トランプ氏は上院の支持を称賛し、この立法を「米国の金融リーダーシップの転換点」と位置付けた。
彼は次のように強調:
「(本法案は)米国をデジタル資産の『無敵のリーダー』にする。デジタル資産は未来であり、我が国がそれを支配する。我々は『巨大な投資』と『大いなる革新』を語っている」
ステーブルコインがドル覇権を強化
スコット・ベッセント財務長官も法案の進展を歓迎し、「ステーブルコインはドルの世界的地位を弱めるどころか強化する」と主張。
彼によれば:
「仮想通貨はドルの脅威ではない。むしろステーブルコインはドル覇権を補強する」
ベッセント氏は、ステーブルコイン市場が2030年までに3.7兆ドル規模に成長するとの予測を引用。

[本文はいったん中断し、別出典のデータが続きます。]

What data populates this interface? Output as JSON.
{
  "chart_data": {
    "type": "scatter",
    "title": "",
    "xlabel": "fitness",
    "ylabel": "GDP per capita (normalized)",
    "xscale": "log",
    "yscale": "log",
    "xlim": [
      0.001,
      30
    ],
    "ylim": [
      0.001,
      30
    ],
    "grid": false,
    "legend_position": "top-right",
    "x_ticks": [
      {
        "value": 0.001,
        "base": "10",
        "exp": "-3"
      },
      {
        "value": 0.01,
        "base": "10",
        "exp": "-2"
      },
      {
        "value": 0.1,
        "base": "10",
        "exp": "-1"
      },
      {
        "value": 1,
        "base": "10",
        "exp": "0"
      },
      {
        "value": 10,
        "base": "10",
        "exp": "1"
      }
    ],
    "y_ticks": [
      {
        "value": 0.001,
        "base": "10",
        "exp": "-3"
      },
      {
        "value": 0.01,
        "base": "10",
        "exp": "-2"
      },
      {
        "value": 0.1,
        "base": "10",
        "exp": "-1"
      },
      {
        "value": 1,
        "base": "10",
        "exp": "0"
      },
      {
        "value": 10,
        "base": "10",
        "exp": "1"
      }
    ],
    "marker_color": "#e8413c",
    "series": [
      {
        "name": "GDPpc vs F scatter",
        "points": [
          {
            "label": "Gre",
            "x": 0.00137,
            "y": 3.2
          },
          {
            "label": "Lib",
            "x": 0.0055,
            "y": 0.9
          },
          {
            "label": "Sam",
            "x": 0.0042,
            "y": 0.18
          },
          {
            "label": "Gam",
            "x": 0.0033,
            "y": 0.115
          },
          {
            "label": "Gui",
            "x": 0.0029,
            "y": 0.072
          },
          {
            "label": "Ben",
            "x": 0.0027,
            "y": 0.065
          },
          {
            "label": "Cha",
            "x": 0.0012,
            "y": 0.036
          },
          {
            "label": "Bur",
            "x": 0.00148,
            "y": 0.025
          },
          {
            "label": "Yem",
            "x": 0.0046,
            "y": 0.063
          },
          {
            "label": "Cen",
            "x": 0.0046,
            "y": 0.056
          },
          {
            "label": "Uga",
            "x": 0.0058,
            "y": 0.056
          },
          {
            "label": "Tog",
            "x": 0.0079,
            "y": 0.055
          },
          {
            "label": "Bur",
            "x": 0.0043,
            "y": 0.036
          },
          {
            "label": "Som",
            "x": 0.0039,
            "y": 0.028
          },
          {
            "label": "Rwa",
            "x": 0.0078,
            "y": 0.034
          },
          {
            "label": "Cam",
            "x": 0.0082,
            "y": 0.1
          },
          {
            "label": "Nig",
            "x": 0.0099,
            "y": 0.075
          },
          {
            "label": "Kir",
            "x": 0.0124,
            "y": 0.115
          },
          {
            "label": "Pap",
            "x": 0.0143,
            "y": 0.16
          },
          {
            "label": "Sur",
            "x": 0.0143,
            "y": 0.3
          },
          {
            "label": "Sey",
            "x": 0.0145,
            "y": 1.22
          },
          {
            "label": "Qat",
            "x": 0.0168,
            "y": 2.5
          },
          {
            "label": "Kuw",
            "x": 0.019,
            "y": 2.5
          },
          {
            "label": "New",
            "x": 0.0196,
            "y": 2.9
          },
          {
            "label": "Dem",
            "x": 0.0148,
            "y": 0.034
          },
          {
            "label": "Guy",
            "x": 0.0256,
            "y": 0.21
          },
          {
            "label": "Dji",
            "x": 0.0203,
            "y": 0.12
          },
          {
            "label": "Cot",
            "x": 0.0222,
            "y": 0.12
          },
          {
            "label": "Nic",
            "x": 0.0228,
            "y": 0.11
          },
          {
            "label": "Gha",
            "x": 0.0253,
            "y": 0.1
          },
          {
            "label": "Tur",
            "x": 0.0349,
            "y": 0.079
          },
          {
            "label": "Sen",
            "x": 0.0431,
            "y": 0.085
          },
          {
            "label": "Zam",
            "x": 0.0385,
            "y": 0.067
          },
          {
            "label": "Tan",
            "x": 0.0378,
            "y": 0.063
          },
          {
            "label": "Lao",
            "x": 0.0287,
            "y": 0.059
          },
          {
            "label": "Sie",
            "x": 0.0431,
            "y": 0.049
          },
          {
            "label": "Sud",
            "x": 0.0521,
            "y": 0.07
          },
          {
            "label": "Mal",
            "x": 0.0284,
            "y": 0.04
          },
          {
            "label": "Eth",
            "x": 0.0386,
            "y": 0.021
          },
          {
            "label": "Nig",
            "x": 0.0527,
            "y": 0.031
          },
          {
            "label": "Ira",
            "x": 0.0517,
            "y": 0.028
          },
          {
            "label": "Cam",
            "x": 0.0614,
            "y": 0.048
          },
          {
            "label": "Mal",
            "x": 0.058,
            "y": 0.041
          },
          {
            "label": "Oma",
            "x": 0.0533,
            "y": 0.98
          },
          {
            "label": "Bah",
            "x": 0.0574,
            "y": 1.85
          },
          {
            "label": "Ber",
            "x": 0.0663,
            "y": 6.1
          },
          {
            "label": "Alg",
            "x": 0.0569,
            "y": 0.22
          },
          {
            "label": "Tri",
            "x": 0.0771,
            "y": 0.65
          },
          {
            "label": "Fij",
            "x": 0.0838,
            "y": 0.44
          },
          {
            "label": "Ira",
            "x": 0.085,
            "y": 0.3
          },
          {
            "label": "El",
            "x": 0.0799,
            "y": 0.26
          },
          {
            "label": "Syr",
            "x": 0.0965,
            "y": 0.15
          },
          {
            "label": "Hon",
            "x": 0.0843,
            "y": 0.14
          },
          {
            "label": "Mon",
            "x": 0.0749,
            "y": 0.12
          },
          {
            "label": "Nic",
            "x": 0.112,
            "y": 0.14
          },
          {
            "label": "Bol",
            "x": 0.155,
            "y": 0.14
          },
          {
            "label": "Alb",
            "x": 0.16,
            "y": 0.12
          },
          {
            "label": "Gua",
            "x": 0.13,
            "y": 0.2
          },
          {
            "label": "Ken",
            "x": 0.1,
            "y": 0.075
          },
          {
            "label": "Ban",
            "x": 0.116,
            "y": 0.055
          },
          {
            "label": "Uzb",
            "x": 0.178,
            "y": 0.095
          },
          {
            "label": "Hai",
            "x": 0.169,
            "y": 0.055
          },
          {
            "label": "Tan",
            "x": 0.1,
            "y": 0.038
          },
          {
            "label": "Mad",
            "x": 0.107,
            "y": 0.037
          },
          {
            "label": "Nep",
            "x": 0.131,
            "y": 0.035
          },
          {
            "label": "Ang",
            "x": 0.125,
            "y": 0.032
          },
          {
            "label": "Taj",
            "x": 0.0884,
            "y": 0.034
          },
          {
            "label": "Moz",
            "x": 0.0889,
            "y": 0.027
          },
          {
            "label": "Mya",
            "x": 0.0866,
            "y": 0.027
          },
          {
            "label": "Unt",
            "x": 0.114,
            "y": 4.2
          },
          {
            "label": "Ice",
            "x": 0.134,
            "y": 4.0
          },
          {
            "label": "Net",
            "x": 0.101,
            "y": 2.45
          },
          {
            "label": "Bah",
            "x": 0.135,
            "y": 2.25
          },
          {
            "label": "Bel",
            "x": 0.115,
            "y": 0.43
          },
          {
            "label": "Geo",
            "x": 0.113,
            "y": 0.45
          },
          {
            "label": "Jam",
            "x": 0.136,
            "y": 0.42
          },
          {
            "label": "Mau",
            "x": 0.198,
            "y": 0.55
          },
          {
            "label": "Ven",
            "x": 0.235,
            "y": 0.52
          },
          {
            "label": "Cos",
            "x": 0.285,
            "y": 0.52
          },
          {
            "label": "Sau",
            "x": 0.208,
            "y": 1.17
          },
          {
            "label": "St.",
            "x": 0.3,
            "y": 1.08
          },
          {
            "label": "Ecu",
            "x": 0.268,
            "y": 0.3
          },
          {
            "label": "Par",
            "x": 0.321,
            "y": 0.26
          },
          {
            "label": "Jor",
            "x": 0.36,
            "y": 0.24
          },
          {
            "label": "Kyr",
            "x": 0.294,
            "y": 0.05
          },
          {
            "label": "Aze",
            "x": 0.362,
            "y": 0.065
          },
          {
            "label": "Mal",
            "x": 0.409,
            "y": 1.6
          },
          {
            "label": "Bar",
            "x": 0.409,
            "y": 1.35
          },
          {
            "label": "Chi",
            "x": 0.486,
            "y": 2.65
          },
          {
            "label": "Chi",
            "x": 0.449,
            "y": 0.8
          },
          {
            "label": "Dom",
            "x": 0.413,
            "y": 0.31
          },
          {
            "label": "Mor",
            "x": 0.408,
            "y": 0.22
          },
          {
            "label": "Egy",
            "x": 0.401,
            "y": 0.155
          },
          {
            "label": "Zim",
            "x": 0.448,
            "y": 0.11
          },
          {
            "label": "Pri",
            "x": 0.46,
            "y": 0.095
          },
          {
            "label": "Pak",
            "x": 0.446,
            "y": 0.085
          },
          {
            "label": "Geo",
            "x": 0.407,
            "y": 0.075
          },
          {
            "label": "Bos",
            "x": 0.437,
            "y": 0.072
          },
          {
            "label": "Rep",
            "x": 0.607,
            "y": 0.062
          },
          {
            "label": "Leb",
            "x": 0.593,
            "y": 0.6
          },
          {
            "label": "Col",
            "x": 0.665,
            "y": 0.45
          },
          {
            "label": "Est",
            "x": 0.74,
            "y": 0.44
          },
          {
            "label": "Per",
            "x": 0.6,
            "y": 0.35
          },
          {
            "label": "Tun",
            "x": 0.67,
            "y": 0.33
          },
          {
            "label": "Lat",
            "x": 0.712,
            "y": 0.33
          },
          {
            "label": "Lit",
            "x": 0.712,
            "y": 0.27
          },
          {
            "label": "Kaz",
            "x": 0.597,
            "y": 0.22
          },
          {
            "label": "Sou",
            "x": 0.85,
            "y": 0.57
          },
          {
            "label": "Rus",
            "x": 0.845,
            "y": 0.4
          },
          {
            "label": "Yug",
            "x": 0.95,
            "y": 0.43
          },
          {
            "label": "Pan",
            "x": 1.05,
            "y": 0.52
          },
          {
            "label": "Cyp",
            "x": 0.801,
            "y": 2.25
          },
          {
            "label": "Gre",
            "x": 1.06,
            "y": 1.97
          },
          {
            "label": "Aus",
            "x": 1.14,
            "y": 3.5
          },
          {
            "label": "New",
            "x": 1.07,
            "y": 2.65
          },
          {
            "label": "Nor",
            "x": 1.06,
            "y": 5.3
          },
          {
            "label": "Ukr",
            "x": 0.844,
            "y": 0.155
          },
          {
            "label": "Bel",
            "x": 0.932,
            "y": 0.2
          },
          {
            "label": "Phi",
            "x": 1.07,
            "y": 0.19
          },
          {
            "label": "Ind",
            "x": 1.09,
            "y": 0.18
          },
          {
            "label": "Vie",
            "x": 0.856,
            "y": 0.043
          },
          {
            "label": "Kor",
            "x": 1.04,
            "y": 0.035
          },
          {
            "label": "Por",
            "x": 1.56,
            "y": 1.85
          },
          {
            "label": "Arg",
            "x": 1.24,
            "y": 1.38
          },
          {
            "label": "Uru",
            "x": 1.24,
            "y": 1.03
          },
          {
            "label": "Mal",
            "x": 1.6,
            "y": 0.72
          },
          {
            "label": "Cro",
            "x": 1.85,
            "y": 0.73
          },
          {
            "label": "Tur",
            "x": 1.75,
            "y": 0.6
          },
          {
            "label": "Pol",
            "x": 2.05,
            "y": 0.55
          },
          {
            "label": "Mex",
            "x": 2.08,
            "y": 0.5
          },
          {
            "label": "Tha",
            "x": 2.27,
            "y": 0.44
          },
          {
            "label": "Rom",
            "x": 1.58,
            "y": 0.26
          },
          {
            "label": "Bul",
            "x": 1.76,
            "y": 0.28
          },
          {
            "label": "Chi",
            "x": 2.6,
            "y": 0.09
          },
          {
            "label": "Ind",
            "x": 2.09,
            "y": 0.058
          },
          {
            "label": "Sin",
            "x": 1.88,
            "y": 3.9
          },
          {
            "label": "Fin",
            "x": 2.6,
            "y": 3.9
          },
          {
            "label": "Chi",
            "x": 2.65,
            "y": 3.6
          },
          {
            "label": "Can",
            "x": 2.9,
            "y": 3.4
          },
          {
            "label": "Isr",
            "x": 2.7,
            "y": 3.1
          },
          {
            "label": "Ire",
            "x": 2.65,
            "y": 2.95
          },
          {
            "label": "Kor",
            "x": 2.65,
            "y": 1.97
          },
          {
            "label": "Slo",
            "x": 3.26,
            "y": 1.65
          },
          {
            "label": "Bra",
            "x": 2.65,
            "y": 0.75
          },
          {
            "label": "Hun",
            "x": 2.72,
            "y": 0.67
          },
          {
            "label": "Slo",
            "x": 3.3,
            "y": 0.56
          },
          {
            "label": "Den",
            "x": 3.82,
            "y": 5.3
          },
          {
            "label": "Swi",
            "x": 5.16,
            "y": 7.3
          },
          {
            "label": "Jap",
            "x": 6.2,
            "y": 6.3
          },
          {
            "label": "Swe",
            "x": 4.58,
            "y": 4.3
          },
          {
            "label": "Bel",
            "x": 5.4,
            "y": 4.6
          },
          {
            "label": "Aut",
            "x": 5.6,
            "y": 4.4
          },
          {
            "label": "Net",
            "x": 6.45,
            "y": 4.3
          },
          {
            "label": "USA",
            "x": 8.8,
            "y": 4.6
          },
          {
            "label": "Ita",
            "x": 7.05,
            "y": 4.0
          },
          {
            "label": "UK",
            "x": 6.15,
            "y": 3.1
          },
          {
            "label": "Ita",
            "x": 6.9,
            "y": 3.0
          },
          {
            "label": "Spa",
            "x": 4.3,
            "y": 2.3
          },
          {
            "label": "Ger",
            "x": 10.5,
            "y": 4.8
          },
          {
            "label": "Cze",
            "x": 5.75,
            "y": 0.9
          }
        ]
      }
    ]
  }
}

GENIUS法のような規制枠組みがドル建てトークンの採用を促進し、米国債需要を喚起、連邦政府の借入コスト削減に寄与するとの見解を示した。
彼は次のように記した:
「この新たな需要は政府の借入コストを低下させ、国家債務抑制に寄与する。さらに世界中の数百万人のユーザーをドルベースのデジタル資産経済に導く。関係者全員にとって『三贏』の解決策だ」
ベッセント氏はトランプ政権が「米国をデジタル資産革新のハブとして確立する」とのコミットメントを強調し、「GENIUS法はその目標に向けた重要な一歩」と結んだ。